Sexual Trauma in the Military, a rising issue for mental health.
Earlier this month “military sexual trauma” (MST) was arguably identified as one of most troubling mental health ailments that a uniformed member may confront. Sexual trauma in the military specifically, on 7 February 2022, the Secretary of the Army issued a broadly impactful directive allowing civilians (former Soldiers) to retrospectively request Line of Duty (LOD) Investigations. In other words, all former service members are now legally entitled to request the active-duty Sexual Assault Response Coordinator (SARC) to spearhead an investigation. In “founded” cases, such victims can receive a 70% disability rating, which is approximately $1,529 per month. This newly promulgated active-duty involvement will arguably significantly increase the speed by which such claims (arguably sidesteps the VA) are resolved.
In a nutshell, Army Directive 2022-04 amends Army Regulation (AR) 600-8-4, para. 2-2, which, according to the Secretary, failed to “clearly prescribe” the law. (emphasis added) Before this change AR 600-8-4, para. 2, had prohibited such former victims from requesting SARC involvement. Now the SARC must investigate sexual trauma in the military, coordinate and then ultimately complete a Department of Army (DA) Form 2173 regarding whether a sexual assault occurred, even if the triggering incident occurred many years ago. Continuing on, the prior restrictive regulation read:
“At no time will an LOD be initiated, regardless of the circumstance(s), for a Soldier not in an authorized duty status at the time of injury, illness, disease, or death. A Soldier must be in an authorized duty status, as determined by the unit commander, before an LOD can be initiated.” Id. at para. 2-2
Despite the Secretary of the Army characterizing this old law as essentially “unclear,” what is clear, now, is victims of sexual assault have presently been given a powerful conduit to seek financial remedies by use of the active duty component. The key, if you will, to the active duty side, has now been handed over, it reads:
“When a victim of sexual assault develops a condition of lasting significance and requires continued treatment while not in an active-duty status, an LOD determination is required. All sexual assault LOD requests will be initiated by the Sexual Assault Response Coordinator (SARC)….” Army Directive 2022-04, para. 5(b)(emphasis added) As a direct result of this language, U.S. Army leadership, SARCs, and medical professionals can now be tasked to assess whether such “cold cases” warrant relief.
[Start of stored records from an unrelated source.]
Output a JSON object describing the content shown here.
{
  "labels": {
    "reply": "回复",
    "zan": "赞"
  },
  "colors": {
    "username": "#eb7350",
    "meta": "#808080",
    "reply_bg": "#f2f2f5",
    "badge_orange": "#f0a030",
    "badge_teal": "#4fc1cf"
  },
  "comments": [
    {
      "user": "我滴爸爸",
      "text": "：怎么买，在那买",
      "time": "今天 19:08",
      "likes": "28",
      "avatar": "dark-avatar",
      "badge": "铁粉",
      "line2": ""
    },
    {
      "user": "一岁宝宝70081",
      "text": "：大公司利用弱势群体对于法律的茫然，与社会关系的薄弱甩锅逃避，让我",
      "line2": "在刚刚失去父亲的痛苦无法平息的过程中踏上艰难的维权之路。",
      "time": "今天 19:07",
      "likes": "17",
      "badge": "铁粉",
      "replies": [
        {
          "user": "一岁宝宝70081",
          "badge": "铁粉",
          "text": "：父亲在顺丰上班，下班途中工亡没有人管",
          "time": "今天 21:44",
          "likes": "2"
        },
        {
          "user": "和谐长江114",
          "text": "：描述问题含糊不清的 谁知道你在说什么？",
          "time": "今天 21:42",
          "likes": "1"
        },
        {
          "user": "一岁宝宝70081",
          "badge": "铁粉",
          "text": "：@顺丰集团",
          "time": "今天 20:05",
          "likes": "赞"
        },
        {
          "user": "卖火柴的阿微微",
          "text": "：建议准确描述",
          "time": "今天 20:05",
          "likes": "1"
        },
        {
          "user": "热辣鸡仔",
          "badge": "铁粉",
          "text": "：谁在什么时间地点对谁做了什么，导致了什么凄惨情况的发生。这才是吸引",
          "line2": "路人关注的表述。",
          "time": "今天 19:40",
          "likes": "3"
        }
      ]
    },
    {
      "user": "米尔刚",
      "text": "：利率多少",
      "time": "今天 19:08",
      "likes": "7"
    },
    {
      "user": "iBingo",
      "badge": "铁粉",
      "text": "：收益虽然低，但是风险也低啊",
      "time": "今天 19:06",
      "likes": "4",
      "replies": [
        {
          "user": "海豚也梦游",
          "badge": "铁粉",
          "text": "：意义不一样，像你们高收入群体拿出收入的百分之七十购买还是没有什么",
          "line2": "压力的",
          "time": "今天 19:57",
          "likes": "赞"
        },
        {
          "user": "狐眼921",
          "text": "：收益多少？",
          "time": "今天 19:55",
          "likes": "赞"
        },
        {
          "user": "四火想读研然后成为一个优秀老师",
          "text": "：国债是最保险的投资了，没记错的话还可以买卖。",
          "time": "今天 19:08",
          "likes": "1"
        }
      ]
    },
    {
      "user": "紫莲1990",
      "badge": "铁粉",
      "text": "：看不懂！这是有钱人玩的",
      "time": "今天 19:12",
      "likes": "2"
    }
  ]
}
(emphasis added) Notably, however, this new opportunity for relief does not relate to anyone other than sexual assault victims. For instance, Army Directive 2022-04 does not provide Army combat veterans with the opportunity to request such an active duty LOD. Thus, no matter what one may think about the propriety of the Secretary’s recent actions, if this “sexual assault” exception is made, surly combat veterans that suffer from the mental health issues must likewise deserve the right to request active duty support. In short, the Secretary of the Army could consider everyone that suffers from mental health problems post-separation, and not exclusively sexual assault victims.